William patrzył na kelnera w wielkim szoku. Analizował wszystko po kolei, co facet mu powiedział i powoli docierał do niego sens jego słów. Że może jednak Cassandra nie skreśliła go do końca ze swojego życia, może jednak coś do niego czuje i może uda mu się to naprawić. Tylko musi teraz zaczekać aż ona ochłonie i po raz kolejny spróbować do niej dotrzeć. Dokończył więc butelkę wina i wybiegł z restauracji. Zawołał taksówkę, ale nie umiał podać adresu kierowcy. Nie wiedział czy ma jechać do siebie, czy do niej. Ona wyrzuciłaby go z domu, a u siebie czułby się obco, a samotność by go przytłoczyła. Lecz kiedy taksówkarz po raz kolejny zapytał, dokąd ma się udać, automatycznie wypowiedział adres i próbował nie martwić się już niczym.

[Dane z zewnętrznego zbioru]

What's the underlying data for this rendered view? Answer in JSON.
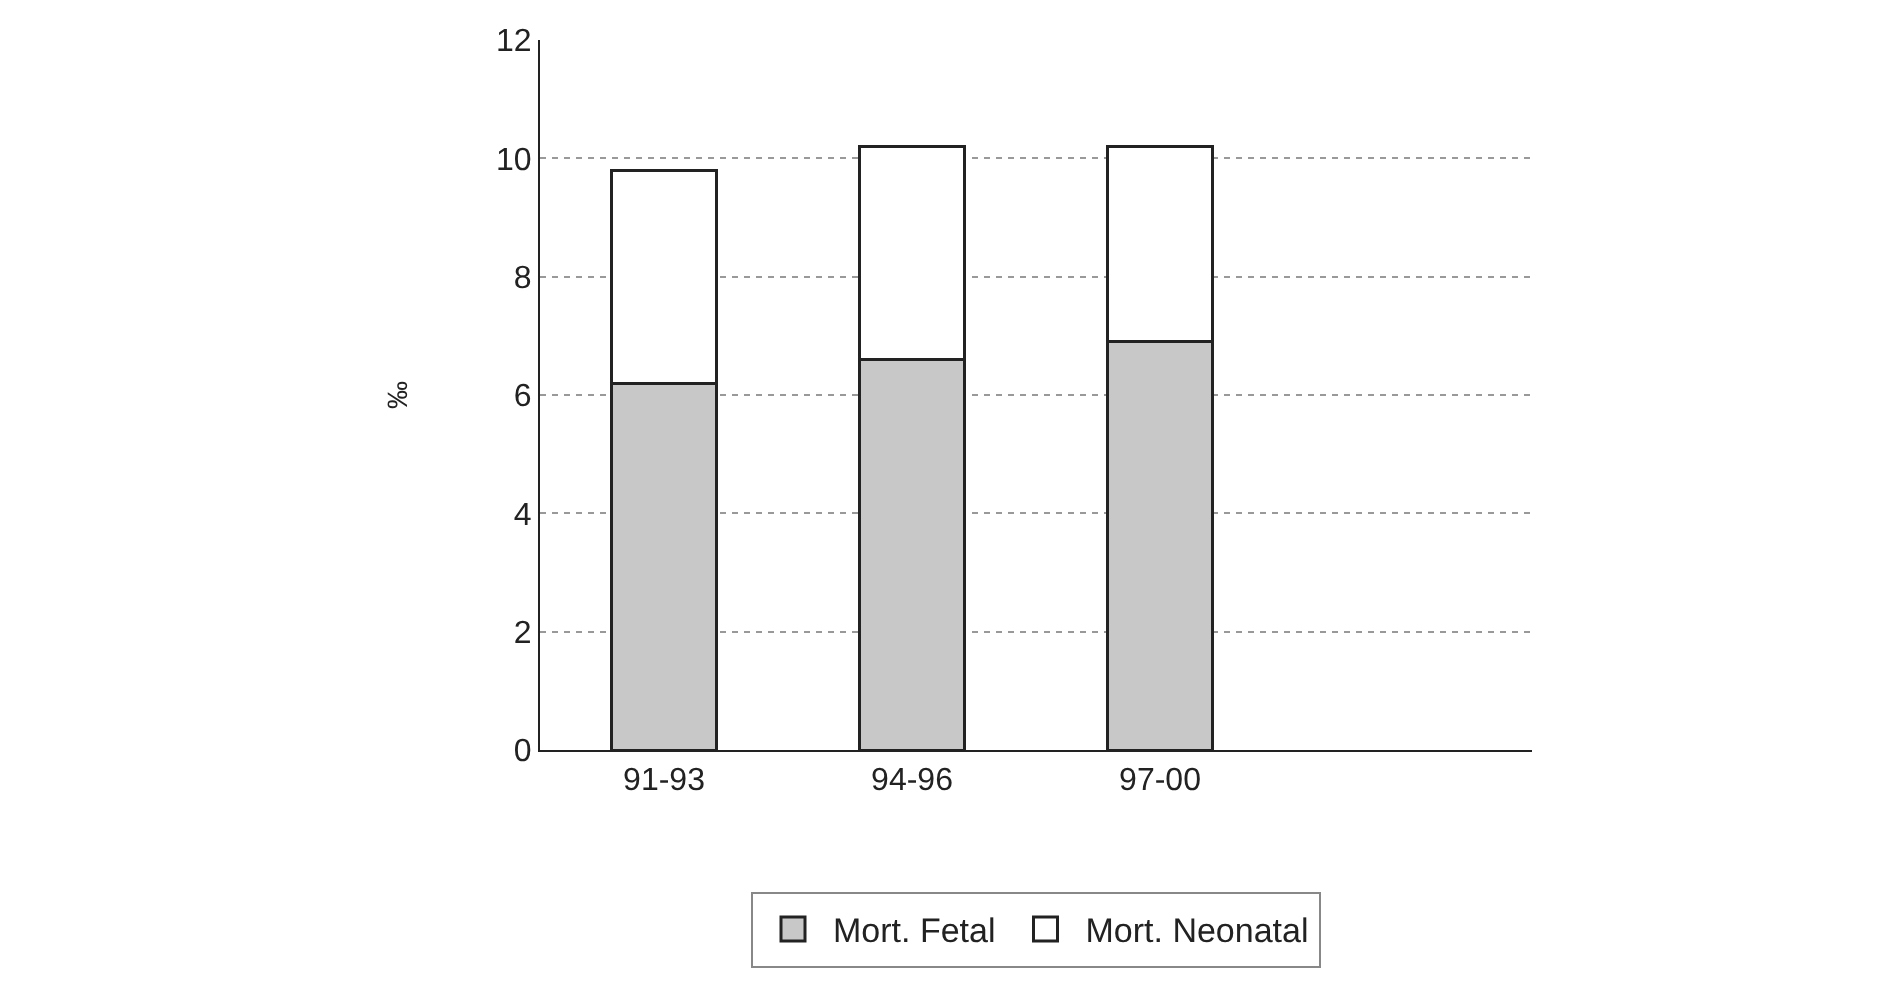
{
  "chart_data": {
    "type": "bar",
    "stacked": true,
    "ylabel": "‰",
    "categories": [
      "91-93",
      "94-96",
      "97-00",
      null
    ],
    "series": [
      {
        "name": "Mort. Fetal",
        "color": "#c8c8c8",
        "values": [
          6.2,
          6.6,
          6.9,
          null
        ]
      },
      {
        "name": "Mort. Neonatal",
        "color": "#ffffff",
        "values": [
          3.6,
          3.6,
          3.3,
          null
        ]
      }
    ],
    "ylim": [
      0,
      12
    ],
    "yticks": [
      0,
      2,
      4,
      6,
      8,
      10,
      12
    ],
    "grid": "y",
    "legend": "bottom"
  }
}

- Jesteśmy na miejscu, proszę pana – usłyszał od kierowcy taksówki i dopiero w tej samej chwili ocknął się z zamyślenia. Nie zorientował się, kiedy dotarli pod wyznaczony adres. Podziękował i zapłacił mężczyźnie, po czym wysiadł z samochodu zatrzaskując za sobą drzwi. Odwrócił się w stronę bloku, pod którym stał i dopiero teraz uświadomił sobie, że podał kierowcy nie swój adres. Stał teraz pod budynkiem, w którym mieszkanie wynajmowała Cassandra. 
Przetarł czoło i nie wiedząc, co ma zrobić, usiadł na chodniku i zaczął się zastanawiać, co ma teraz zrobić. Zapukać do jej drzwi i po raz kolejny poprosić o rozmowę czy wrócić do domu, gdzie i tak by nie zasnął, bo zastanawiałby się, co ona teraz robi, czy myśli o nim i czy mu wybaczy to, co jej zrobił? Kelner powiedział mu, żeby zawalczył o tę miłość. Ale dlaczego miałby słuchać jakiegoś obcego faceta? Przecież on nic nie wiedział ani o nim, ani tym bardziej o Cassandrze, o miłości jego życia! Dlaczego miałby go posłuchać? Może on jednak miał rację? Spojrzał na zegarek: 0:40… Może ona teraz spała? Może mu nie otworzy? Jeśli go odrzuci, będzie miał szansę wrócić tutaj następnego dnia, nie plując sobie w brodę, że tego nie zrobił. Czyli może jednak warto było tu przyjechać? Może uda mu się z nią jeszcze raz porozmawiać? Ale o czym? Tym będzie się przejmować później, bo w tej chwili był gotowy podjąć kolejną próbę wyjaśnienia Cassandrze wszystko to, czego nie wyjaśnił w restauracji kilka godzin temu.
Wprowadził kod otwierający drzwi i zdziwił się, kiedy okazało się, że był poprawny. W jego sercu zrodziła się nadzieja, że nie zmieniła kodu właśnie z powodu tego, że on jeszcze kiedyś będzie chciał ją odwiedzić. Wszedł na trzecie piętro i stanął pod drzwiami z numerem trzydzieści pięć. Zawahał się. Nie wiedział czy zapukać, czy jednak dać sobie spokój, ale odrzucił te myśli tak szybko, jak się pojawiły. Nie po to tutaj przyjeżdżał, żeby teraz odejść, nie podejmując żadnej próby.
Zapukał trzy razy i czekał. Potem znowu trzy razy i nadal nic się nie wydarzyło. Stracił nadzieję, że ona w ogóle wróciła do domu, ale znowu podniósł dłoń i zapukał. Wciąż nic. Usiadł więc pod drzwiami i głośno wypuścił powietrze z ust. I co teraz? Stracił kolejną szansę na porozumienie. Nienawidził się za to, że do tego doprowadził.
- Jakim dupkiem jesteś, Will! – zganił sam siebie głośno, po czym w myślach dodał: - Straciłeś najważniejszą osobę w swoim życiu! Już lepsza byłaby dla ciebie śmierć!
Kiedy stracił ostatnią nadzieję na to, że Cassandra może jednak jakimś cudem otworzy mu drzwi, wstał z podłogi i spojrzał po raz ostatni na numerek na drzwiach, a chwilę później schodził po schodach. 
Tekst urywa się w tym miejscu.